Last edited by gbazone,
I wanted to try but its pretty pricey to get an adapter for SD Expess cards to try on a hunch.
u could initiate the activation of the sd slot using a normal micro sd (a non express one) so i assume the driver is for both of the types, so if a normal one works then an express one should too (i assume)
 
Sounds cool in theory unitl you realize
Switch 2 is a custom Nvidia ARM APU with a custom software stack

While arm on Linux exists you run into some issues that could kill performance.
X86 to ARM Translation is slow and power inefficient, While Valve is working on FEX for the steam frame even devs that have it says you lose about 20-30% of CPU performance if not more of the performance in games.

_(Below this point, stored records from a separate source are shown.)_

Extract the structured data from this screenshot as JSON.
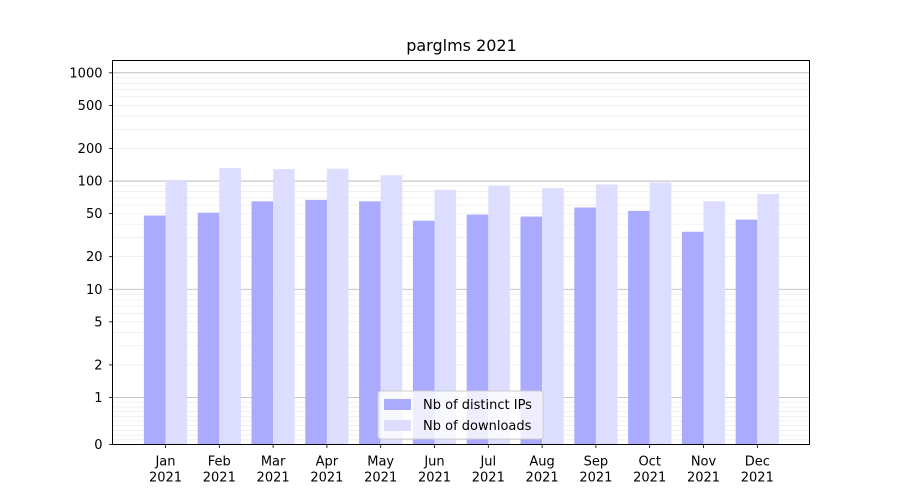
{
  "chart_data": {
    "type": "bar",
    "title": "parglms 2021",
    "xlabel": "",
    "ylabel": "",
    "y_scale": "symlog",
    "ylim": [
      0,
      1300
    ],
    "y_ticks": [
      0,
      1,
      2,
      5,
      10,
      20,
      50,
      100,
      200,
      500,
      1000
    ],
    "y_tick_labels": [
      "0",
      "1",
      "2",
      "5",
      "10",
      "20",
      "50",
      "100",
      "200",
      "500",
      "1000"
    ],
    "categories": [
      [
        "Jan",
        "2021"
      ],
      [
        "Feb",
        "2021"
      ],
      [
        "Mar",
        "2021"
      ],
      [
        "Apr",
        "2021"
      ],
      [
        "May",
        "2021"
      ],
      [
        "Jun",
        "2021"
      ],
      [
        "Jul",
        "2021"
      ],
      [
        "Aug",
        "2021"
      ],
      [
        "Sep",
        "2021"
      ],
      [
        "Oct",
        "2021"
      ],
      [
        "Nov",
        "2021"
      ],
      [
        "Dec",
        "2021"
      ]
    ],
    "series": [
      {
        "name": "Nb of distinct IPs",
        "color": "#aaaaff",
        "values": [
          48,
          51,
          65,
          67,
          65,
          43,
          49,
          47,
          57,
          53,
          34,
          44
        ]
      },
      {
        "name": "Nb of downloads",
        "color": "#ddddff",
        "values": [
          102,
          132,
          129,
          130,
          113,
          83,
          91,
          86,
          93,
          97,
          65,
          76
        ]
      }
    ],
    "grid": true,
    "legend_position": "lower-center"
  }
}
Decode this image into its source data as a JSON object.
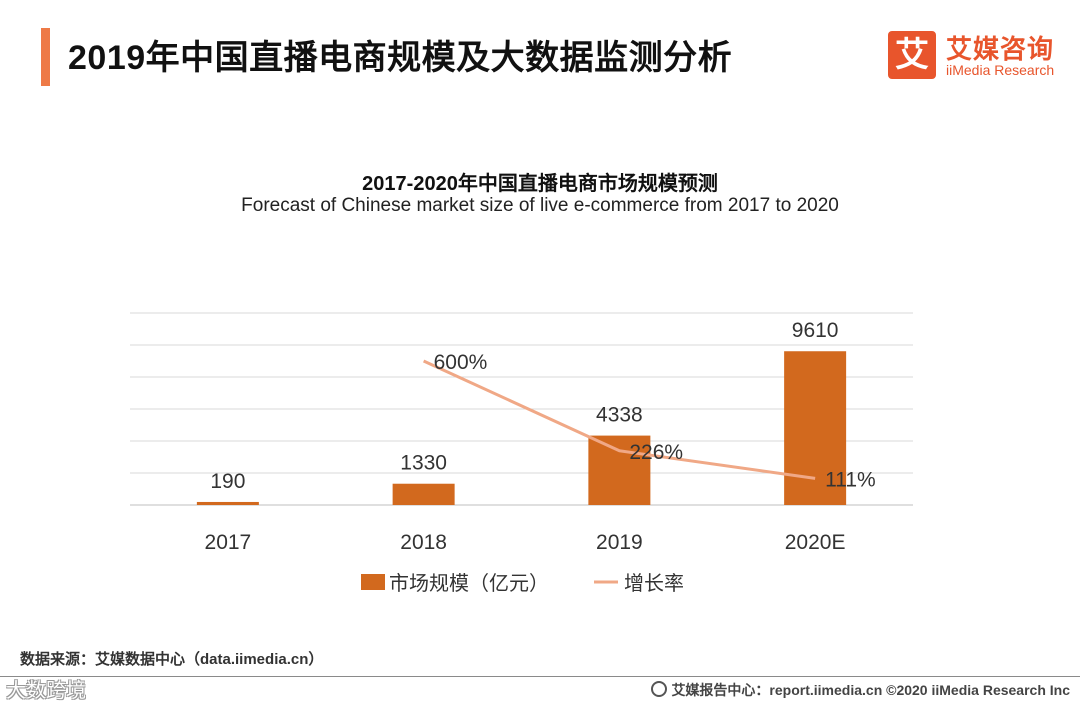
{
  "header": {
    "title": "2019年中国直播电商规模及大数据监测分析"
  },
  "logo": {
    "mark_char": "艾",
    "name_cn": "艾媒咨询",
    "name_en": "iiMedia Research"
  },
  "colors": {
    "accent": "#ee7a47",
    "bar": "#d2691e",
    "line": "#f0a886",
    "grid": "#d9d9d9"
  },
  "chart_data": {
    "type": "bar",
    "title": "2017-2020年中国直播电商市场规模预测",
    "subtitle": "Forecast of Chinese market size of live e-commerce from 2017 to 2020",
    "categories": [
      "2017",
      "2018",
      "2019",
      "2020E"
    ],
    "series": [
      {
        "name": "市场规模（亿元）",
        "type": "bar",
        "values": [
          190,
          1330,
          4338,
          9610
        ],
        "labels": [
          "190",
          "1330",
          "4338",
          "9610"
        ]
      },
      {
        "name": "增长率",
        "type": "line",
        "values": [
          null,
          600,
          226,
          111
        ],
        "labels": [
          "",
          "600%",
          "226%",
          "111%"
        ]
      }
    ],
    "ylim": [
      0,
      12000
    ],
    "y2lim": [
      0,
      800
    ],
    "grid": true,
    "legend": "bottom"
  },
  "footer": {
    "source": "数据来源：艾媒数据中心（data.iimedia.cn）",
    "report": "艾媒报告中心：report.iimedia.cn   ©2020  iiMedia Research  Inc",
    "watermark": "大数跨境"
  }
}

Your better hope the things you want to do have an existing ARM build thats really good. This is also not accounting for any additional overhead added by Proton for non native linux games.

You also run the 2nd issue, Reverese engineering and reimplementing a custom driver stack for the hodge podge of a GPU nvidia stuffed in the switch 2,
That's probably the biggest problem should the opportunity via a hacked Switch 2 be available. All these other devices running such translations are running with much stronger CPUs, and still get cut down in that regard, dropping frame rates. Overclocking can only go so far, and let's not forget. Switch 2's SoC is made on Samsung 8N. An older process node that was already rather inefficient. Nvidia and Nintendo made it work, but as we see, they are using CPU clocks of ~1Ghz. That may have partly been a requirement for their custom design to get around the node's inefficiencies.
 
Switch 2's SoC is made on Samsung 8N. An older process node that was already rather inefficient. Nvidia and Nintendo made it work, but as we see, they are using CPU clocks of ~1Ghz. That may have partly been a requirement for their custom design to get around the node's inefficiencies.

No. The "low" clock speed is a deliberate design architecture chosen by Nintendo to balance battery life, thermal thresholds, and hardware pricing. The SoC is as inexpensive as it is because it is on 8N. They managed to get Cyberpunk running in spite of the "low" CPU clock speeds at Xbox Series S levels at an astonishing 10 watts! It was the correct choice.
 
No. The "low" clock speed is a deliberate design architecture chosen by Nintendo to balance battery life, thermal thresholds, and hardware pricing. The SoC is as inexpensive as it is because it is on 8N. They managed to get Cyberpunk running in spite of the "low" CPU clock speeds at Xbox Series S levels at an astonishing 10 watts! It was the correct choice.
Not saying it wasn't the correct choice, but their choice meant limitations. Trying to run x86 games via emulation on it wasn't even a flicker in their minds.